Seedling emergence rates of J. mimosifolia were similar between boxes exposed to full sunlight and shaded boxes, as well as between boxes exposed to full and those exposed to reduced rainfall. This species appears to have no exacting requirements for germination and this concurs with studies conducted in northern Argentina and Brazil reporting that J. mimosifolia seeds quickly germinate under a wide variety of environmental conditions (Colombo-Speroni and De Viana 2000; Socolowski and Takaki 2004). Nevertheless, the survival of J. mimosifolia seedlings was strongly reduced when exposed to elevated sunlight and reduced rainfall. This suggests that using J. mimosifolia to restore degraded forests would require sowing large numbers of seeds beneath nurse plants or artificial shade structures and regularly watering the seedlings. Similar results have been reported for oaks in central Mexico where their establishment in deforested areas required planting seedlings beneath nurse plants and providing a reliable water supply during the dry season (Badano et al. 2009).
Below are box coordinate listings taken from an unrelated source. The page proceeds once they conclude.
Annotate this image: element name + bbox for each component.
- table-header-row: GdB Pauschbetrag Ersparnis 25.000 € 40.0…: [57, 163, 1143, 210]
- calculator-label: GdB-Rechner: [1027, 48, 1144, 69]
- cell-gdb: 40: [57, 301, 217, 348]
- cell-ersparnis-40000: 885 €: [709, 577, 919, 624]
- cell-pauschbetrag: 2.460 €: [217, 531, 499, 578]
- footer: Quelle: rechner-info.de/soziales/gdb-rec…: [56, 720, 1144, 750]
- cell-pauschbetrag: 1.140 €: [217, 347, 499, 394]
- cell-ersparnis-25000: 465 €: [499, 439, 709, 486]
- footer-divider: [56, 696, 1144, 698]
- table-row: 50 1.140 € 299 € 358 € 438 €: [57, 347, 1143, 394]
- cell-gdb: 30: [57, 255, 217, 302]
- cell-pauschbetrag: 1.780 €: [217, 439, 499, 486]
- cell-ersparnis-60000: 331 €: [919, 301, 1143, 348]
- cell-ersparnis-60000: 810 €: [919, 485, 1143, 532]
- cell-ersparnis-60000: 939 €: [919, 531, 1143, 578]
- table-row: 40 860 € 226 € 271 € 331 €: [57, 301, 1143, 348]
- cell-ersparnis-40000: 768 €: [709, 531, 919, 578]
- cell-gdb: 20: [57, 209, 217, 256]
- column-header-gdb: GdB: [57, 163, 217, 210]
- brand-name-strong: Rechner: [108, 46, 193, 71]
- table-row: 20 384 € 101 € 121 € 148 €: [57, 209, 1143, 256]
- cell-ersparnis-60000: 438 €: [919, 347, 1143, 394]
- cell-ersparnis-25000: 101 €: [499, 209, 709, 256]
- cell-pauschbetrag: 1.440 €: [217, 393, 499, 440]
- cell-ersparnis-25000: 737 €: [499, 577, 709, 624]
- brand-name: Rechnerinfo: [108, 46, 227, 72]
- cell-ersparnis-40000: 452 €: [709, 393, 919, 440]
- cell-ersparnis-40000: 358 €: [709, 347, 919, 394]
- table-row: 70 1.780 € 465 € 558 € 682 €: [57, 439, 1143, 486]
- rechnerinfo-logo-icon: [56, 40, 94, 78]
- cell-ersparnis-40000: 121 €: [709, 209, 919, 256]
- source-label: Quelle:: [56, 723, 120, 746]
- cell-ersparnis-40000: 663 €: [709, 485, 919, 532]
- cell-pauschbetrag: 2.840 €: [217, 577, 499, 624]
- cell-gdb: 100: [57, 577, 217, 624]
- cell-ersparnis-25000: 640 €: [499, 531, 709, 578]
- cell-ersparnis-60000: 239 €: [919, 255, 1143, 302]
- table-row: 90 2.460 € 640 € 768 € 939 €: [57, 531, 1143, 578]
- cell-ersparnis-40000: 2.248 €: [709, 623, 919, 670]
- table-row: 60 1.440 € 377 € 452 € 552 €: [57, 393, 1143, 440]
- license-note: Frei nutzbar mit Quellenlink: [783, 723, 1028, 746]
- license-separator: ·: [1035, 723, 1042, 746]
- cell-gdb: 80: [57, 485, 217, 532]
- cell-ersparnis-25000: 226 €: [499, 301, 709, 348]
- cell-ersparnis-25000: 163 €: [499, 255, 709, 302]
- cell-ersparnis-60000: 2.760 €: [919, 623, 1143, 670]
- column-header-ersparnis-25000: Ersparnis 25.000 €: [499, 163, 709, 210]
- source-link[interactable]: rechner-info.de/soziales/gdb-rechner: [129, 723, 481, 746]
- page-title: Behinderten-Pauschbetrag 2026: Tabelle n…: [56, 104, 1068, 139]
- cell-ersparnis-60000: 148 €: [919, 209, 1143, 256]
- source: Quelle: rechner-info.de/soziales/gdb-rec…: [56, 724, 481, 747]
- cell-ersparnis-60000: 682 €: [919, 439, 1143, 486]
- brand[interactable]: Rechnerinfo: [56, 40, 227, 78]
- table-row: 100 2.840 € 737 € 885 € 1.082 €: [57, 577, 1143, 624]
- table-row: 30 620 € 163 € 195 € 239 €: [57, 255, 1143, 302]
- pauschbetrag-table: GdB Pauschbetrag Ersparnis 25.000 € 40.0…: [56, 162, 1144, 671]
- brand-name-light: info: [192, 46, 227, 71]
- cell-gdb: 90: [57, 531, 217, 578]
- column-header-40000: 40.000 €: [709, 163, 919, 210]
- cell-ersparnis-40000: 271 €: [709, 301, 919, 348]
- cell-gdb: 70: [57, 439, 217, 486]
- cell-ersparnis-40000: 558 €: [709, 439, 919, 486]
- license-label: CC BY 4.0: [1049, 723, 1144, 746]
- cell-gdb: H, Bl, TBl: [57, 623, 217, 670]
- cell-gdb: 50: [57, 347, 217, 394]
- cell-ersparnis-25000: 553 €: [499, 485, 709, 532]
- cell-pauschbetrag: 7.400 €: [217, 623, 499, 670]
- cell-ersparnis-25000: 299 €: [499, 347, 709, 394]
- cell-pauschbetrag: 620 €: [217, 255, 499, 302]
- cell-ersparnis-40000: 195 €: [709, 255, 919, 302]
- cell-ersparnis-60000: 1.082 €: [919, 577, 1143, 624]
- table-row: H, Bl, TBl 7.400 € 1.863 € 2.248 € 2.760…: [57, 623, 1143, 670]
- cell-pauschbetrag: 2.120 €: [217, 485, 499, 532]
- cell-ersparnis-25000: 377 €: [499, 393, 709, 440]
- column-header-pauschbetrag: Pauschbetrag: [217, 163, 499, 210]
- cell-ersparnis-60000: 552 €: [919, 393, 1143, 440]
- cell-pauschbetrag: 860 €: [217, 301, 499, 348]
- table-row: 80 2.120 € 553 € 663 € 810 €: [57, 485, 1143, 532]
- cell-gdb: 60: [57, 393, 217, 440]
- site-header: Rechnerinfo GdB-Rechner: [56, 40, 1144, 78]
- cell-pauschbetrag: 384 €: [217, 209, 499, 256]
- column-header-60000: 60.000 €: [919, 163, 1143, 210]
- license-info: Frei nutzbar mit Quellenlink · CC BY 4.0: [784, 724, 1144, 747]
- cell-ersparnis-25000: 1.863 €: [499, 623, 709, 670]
Although the emergence rates of seedlings of the target species were not significantly affected by the presence of W. tucumanensis, survival rates decreased when they were grown with this r-strategist competitor. As this was found in all light and rainfall levels, it suggests that young seedlings of A. colubrina, C. chodatii and J. mimosifolia are poor interspecific competitors with W. tucumanensis in burnt areas. Similar effects have been reported in other deforested areas where herbaceous plants that early colonize open sites outcompete tree seedlings and reduce the success of forest restoration (Holl et al. 2000; Rey-Benayas et al. 2005; February et al. 2013; Weidlich et al. 2020). In this study, these results suggest that forest restoration requires controlling the population sizes of potential competitors in burnt areas, at least until tree seedlings are fully established.

Conclusions

This is not an exhaustive study of factors impeding the recruitment of tree species on disturbed areas but it shows that sunlight, water availability and interspecific competition with pioneer plants are important drivers that determine the success of forest restoration. Therefore, studies to determine which tree species can recruit under the environmental conditions that prevail on these sites becomes an important component of restoration. It is recognized that some restoration practitioners may perceive experimentation as a time-consuming process that delays the “let’s plant trees” phase, but they should analyze the feasibility of including it in their project schedules, as this can lead to more effective restoration actions.